Don't expect schmick modern rooms. They are very comfortable but definitely have a rustic charm about them.


Stayed on 25 Jul 2018

We loved

The pool area, the quiet, the breakfast, the grounds (so beautiful and peaceful), the spacious bedroom and bathroom. Eat at Il Saggitario restaurant in Martina Franca - not in the old town but serving truly delicious pasta at lunch and pizza at dinner.

Don’t expect

Lively evenings. The hotel doesn't serve lunch so you'll need to go out, and no longer puts on dinner every evening. A car is essential. There are also no tea and coffee making facilities.


Stayed on 12 Jul 2018

We loved

We really loved everything. The staff made us feel welcome, sleeping in a trullo was so peaceful and comfortable, the location was perfect to visit both the north and south coast. The hotel organised two buffet dinners, which were delicious.
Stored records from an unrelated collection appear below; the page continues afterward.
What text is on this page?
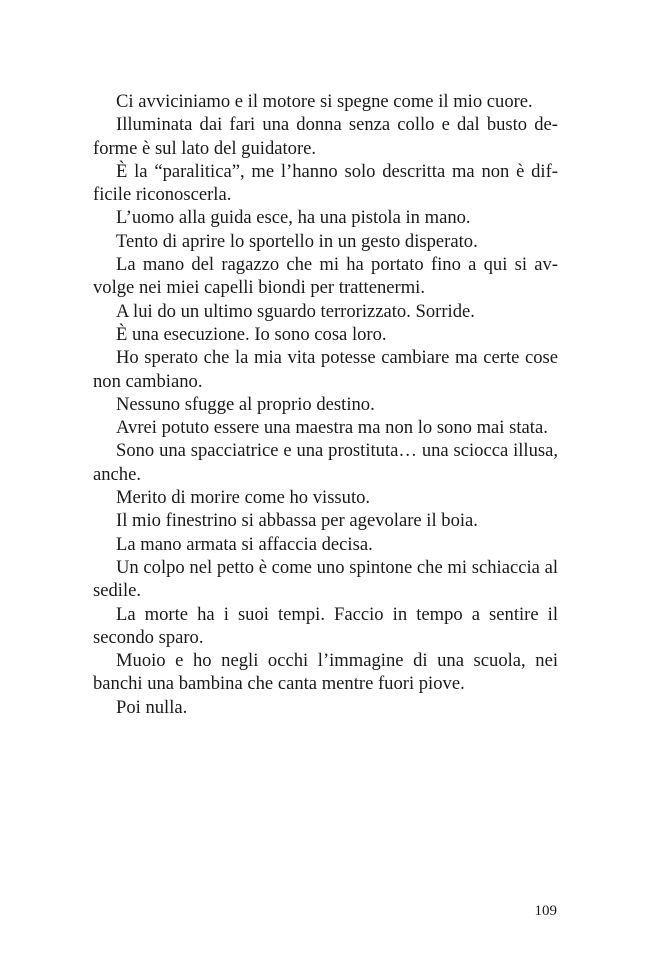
Ci avviciniamo e il motore si spegne come il mio cuore.

Illuminata dai fari una donna senza collo e dal busto deforme è sul lato del guidatore.

È la “paralitica”, me l’hanno solo descritta ma non è difficile riconoscerla.

L’uomo alla guida esce, ha una pistola in mano.

Tento di aprire lo sportello in un gesto disperato.

La mano del ragazzo che mi ha portato fino a qui si avvolge nei miei capelli biondi per trattenermi.

A lui do un ultimo sguardo terrorizzato. Sorride.

È una esecuzione. Io sono cosa loro.

Ho sperato che la mia vita potesse cambiare ma certe cose non cambiano.

Nessuno sfugge al proprio destino.

Avrei potuto essere una maestra ma non lo sono mai stata.

Sono una spacciatrice e una prostituta… una sciocca illusa, anche.

Merito di morire come ho vissuto.

Il mio finestrino si abbassa per agevolare il boia.

La mano armata si affaccia decisa.

Un colpo nel petto è come uno spintone che mi schiaccia al sedile.

La morte ha i suoi tempi. Faccio in tempo a sentire il secondo sparo.

Muoio e ho negli occhi l’immagine di una scuola, nei banchi una bambina che canta mentre fuori piove.

Poi nulla.

109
Excellent local wine too. We went to a Michelin-starred restaurant in Ostuni called Cielo, which was excellent. Ostuni itself has lots to see, but we also liked Polignano a Mare.

Don’t expect



Stayed on 12 Jun 2018

We loved

I loved the ambience of the place.

Don’t expect

Disco nights. 


Stayed on 9 Sep 2017

We loved

The beautiful scenery, lovely staff and gorgeous pool. The beautiful Ostuni is a 40 minute walk away and Martina Franca is gorgeous and definitely worth a visit in the evening.

Don’t expect

Anything to be in walking distance; a rental car is definitely recommended.


Stayed on 31 Jul 2017

We loved


Don’t expect

Wild nightlife.


Stayed on 27 Jul 2017

We loved

Quiet, beautiful landscape and peaceful atmosphere. Grottaglie ceramics district. Ostuni old town.

Don’t expect

Lunch or dinner at the Masseria: all restaurants are a short drive away.


Stayed on 12 Jun 2017

We loved

Beautiful views, lovely pool, nice room, and peace and quiet. We had an amazing 8 course organic lunch at Masseria Il Frantoio near Ostuni and a tour of the 500 year old farm house and olive grove – would def recommend!

Don’t expect

Wild nights.


Stayed on 11 Jun 2017

We loved

Setting, ambience, quality of accommodation, attentiveness. The towns in this area are all charming.

Don’t expect

To get anywhere without a car.


Stayed on 2 May 2017

We loved

The room, the view, the peace and quiet and the lovely staff.

Don’t expect

Not to have to drive to a restaurant for dinner; the pool to be open in early May.